Wo läuft das Program? bei dir auf dem Computer?



> String dburl = "localhost";


localhost ist das dein eigener Rechner, da läuft die Datenbank nicht. Ein bisschen mitdenken muss man schon. Java ist etwas komplexer als PHP.

Also dort musst du deine Domain eingeben. Falls es nicht klappt, könnte es sein, dass dein Webhoster einfach keine Zugriffe von aussen zulasst. Versuch mal mit sqlyog zu verbinden.
Ich hoste bei all-inkl.com, da komm ich von aussen auf die DB hin...


----------



## Extremefall (23. Mai 2011)

Ich erhalte folgende Rückmeldung:
Exception in thread "main" java.sql.SQLException: null,  message from server: "Host 'p4FC59625.dip.t-dialin.net' is not allowed to connect to this MySQL server

Kann man den Fehler irgendwie umgehen, außer den Server zu wechseln?


----------



## ARadauer (23. Mai 2011)

Extremefall hat gesagt.:


> Kann man den Fehler irgendwie umgehen, außer den Server zu wechseln?
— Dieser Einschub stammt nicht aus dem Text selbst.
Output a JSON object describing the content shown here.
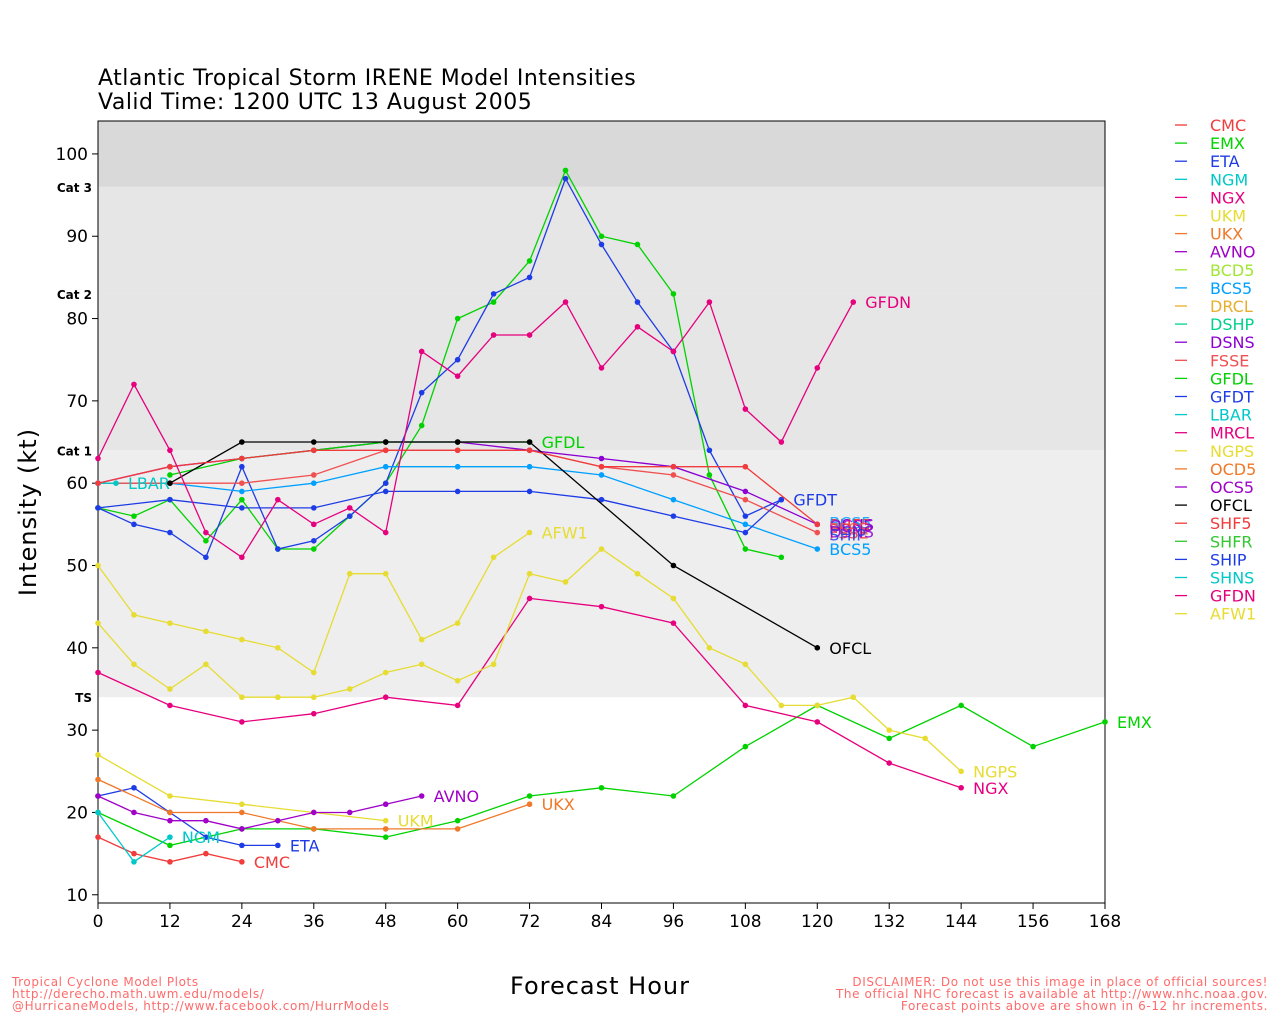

ich denke nicht, "is not allowed to connect" ist ziemlich eindeutig...


----------



## Extremefall (23. Mai 2011)

Kennst du dementsprechend einen kostenlosen MYSQL Server für JAVA? Wäre echt toll.


----------



## Rin (26. Mai 2011)

bist du an mysql gebunden? wenn du keinen free server findest oder keine eigenen hosten willst würde ich dir empfehlen JavaDB / Derby zu verwenden ist eine freeware standalone datenbank 

LG


----------